Uma investigação do TCE-SC (Tribunal de Contas do Estado de Santa Catarina) sobre inconsistências nos cadastros do programa estadual Universidade Gratuita, que dá bolsa de estudos para estudantes, identificou que 858 alunos têm patrimônio de R$ 1 milhão ou mais, e patrimônios que incluem carros de luxo, embarcações e participações milionárias em empresas. Desse total, doze alunos tem patrimônio superior a R$ 10 milhões.
O TCE-SC levantou dúvidas sobre 18.383 inscrições nos dados dos programas de bolsa de estudo Universidade Gratuita e Fumdesc (Fundo Estadual de Apoio à Manutenção e ao Desenvolvimento da Educação Superior Catarinense) no ano de 2024. O número corresponde a cerca de 54% das 34.254 inscrições nos sistemas da secretaria estadual de educação.
Segundo o TCE, são 4.430 casos de renda incompatível com os critérios dos programas e 15.281 divergências a respeito do patrimônio declarado.
Procurada, a Secretaria de Educação disse que aguarda o recebimento dos dados para avaliar quais inconsistências nos cadastros configuram irregularidades de fato.
Dentre os bens apurados de alguns dos inscritos nos programas, estão um apartamento de R$ 30 milhões, uma Land Rover Defender no valor de R$ 733.488,00, UM Porsche 911 Carrera 4S (R$ 603.556,00), e um Porsche Boxter (R$ 547.922). Além disso, há registro de duas lanchas de R$ 155.000 e R$202.000, e seis jet skis ou moto-aquáticos similares que tem valor entre R$ 80.000 a R$ 132.000.
“As embarcações, ordenadas pelo correspondente valor decrescente delas, demonstram que são bens não acessíveis à maior parte da população, seja pelo seu alto valor de aquisição, seja pela essencialidade do bem em si”, diz o relatório.

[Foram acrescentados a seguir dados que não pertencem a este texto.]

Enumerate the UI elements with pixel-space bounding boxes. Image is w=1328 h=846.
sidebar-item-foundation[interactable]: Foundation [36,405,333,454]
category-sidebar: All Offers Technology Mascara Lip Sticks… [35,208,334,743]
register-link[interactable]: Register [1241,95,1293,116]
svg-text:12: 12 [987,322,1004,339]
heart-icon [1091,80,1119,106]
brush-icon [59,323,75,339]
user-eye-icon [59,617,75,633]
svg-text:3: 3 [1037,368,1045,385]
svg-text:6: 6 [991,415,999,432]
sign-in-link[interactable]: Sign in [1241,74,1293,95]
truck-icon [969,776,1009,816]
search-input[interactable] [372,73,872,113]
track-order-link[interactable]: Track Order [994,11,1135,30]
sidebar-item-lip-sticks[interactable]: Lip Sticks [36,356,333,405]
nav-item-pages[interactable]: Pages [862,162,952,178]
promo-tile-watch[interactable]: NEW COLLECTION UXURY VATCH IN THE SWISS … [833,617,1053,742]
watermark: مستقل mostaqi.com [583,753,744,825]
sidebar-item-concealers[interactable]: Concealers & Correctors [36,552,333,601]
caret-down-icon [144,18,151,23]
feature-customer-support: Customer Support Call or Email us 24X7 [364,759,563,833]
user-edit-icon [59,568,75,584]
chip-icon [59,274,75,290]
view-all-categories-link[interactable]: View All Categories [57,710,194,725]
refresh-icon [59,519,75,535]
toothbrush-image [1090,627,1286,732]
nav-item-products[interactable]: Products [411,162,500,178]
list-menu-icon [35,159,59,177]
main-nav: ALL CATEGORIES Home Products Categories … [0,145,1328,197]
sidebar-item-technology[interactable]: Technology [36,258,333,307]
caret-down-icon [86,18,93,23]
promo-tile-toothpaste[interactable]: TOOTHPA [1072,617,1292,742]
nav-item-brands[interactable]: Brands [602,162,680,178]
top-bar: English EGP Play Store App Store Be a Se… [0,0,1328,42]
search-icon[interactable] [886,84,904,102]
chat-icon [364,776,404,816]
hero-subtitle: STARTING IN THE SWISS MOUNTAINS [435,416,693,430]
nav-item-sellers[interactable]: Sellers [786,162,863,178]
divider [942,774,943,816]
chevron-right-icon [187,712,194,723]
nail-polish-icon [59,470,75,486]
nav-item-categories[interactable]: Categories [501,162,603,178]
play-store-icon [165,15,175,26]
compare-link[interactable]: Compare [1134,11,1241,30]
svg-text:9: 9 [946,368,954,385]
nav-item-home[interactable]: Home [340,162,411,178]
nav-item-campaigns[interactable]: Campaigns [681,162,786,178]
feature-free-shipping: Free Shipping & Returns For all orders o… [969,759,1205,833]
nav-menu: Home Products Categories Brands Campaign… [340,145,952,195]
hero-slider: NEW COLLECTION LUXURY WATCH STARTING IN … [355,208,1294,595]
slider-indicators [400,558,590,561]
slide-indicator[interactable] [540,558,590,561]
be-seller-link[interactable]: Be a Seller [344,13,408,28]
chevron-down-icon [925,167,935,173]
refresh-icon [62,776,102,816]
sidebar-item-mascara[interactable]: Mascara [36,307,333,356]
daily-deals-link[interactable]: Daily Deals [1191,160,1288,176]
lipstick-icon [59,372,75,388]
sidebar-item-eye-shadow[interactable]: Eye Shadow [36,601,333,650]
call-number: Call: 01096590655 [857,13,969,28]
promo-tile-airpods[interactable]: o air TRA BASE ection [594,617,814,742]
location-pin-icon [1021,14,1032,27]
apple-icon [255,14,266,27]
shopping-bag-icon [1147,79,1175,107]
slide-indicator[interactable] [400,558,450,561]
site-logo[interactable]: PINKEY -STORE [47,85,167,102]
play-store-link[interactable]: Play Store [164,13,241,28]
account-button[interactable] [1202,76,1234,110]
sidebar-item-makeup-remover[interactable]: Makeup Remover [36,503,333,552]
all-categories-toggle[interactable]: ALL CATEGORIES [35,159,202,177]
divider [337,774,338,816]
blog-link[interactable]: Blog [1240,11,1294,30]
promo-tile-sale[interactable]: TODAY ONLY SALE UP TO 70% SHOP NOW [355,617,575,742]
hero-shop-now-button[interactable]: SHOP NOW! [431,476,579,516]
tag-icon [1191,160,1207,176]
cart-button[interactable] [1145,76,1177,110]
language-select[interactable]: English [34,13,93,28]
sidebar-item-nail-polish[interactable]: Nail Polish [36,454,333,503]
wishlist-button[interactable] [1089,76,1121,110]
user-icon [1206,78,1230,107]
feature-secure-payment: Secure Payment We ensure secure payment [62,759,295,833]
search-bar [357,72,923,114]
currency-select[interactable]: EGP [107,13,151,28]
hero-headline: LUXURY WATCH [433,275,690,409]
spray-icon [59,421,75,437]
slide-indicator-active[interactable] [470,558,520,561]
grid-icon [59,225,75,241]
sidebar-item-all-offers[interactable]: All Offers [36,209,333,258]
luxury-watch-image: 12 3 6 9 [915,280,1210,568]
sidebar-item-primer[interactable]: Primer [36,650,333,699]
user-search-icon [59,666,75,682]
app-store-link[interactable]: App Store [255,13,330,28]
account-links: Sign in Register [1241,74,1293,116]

O programa Universidade Gratuita dá bolsas integrais para cursos de graduação em entidades sem fins lucrativos de assistência social e fundações ou autarquias municipais universitárias. Em troca, cada aluno deve retribuir 20 horas de trabalho em sua área de formação a cada mês de estudo.
Já o Fumdesc permite acesso a instituições mantidas por pessoas jurídicas de direito privado, com bolsas parciais ou integrais.
O limite de renda familiar para postulantes às bolsas é de quatro salários mínimos para quase todos os cursos, e oito salários mínimos para medicina. Não há limitação explícita para patrimônio, mas os bens devem ser declarados e entram em um cálculo de índice de carência para calcular quem receberá a bolsa.
Ainda segundo a secretaria, todas as 18 mil inscrições serão revisadas, dando prioridade aos casos de maior discrepância. A pasta diz que o governo do estado solicitou à Polícia Civil que participe das investigações quando os dados estiverem disponíveis para fazer os devidos encaminhamentos dentro da esfera criminal.
O TCE-SC comunicou formalmente a Secretaria de Educação e o Ministério Público estadual e agora analisa a forma de transmitir os dados apurados em conformidade com a LGPD (Lei Geral de Proteção de Dados), dentro de um prazo de 30 dias. Nesta semana, representantes dos três órgãos se reuniram para debater os próximos passos da investigação e a formação de um comitê de transparência.
Também há estudantes em quadros societários de pessoas jurídicas com capital social entre aproximadamente R$ 9 milhões e R$ 21 milhões. O relatório do tribunal destaca que, nesse ponto, é preciso uma análise detalhada caso a caso.
Segundo o relatório, o maior patrimônio familiar encontrado é de R$ 855,7 milhões, de um aluno do curso de direito. “A renda mensal bruta familiar declarada para esse grupo é de R$ 3.798,92, enquanto a média de patrimônio per capita é de R$ 213.930.042,50
A maior diferença entre o patrimônio apurado e o que consta no sistema é o caso de um bolsista que declarou R$ 0, mas que na realidade totaliza R$ 48,5 milhões. Em segundo lugar, há um patrimônio de R$ 47,6 milhões, dos quais R$ 47,4 milhões referem-se a participação em capital social, com apenas R$ 3,3 milhões declarados.
O Pleno do TCE-SC aprovou, por unanimidade, uma série de recomendações para fortalecer os critérios de controle dos programas.
Dentre as recomendações, estão estabelecer uma regra que impeça que a renda declarada seja inferior ao valor mínimo do Bolsa Família (atualmente R$ 600) e critérios para exclusão de pedidos de bolsa de candidatos com renda incompatível com o patrimônio familiar. O TCE também recomendou alterações nas regras de pontuação para a obtenção de bolsas, com maior peso para critérios como inscrição no CadÚnico, candidatas com filhos de 0 a 14 anos e alunos que cursaram o ensino médio em escola pública.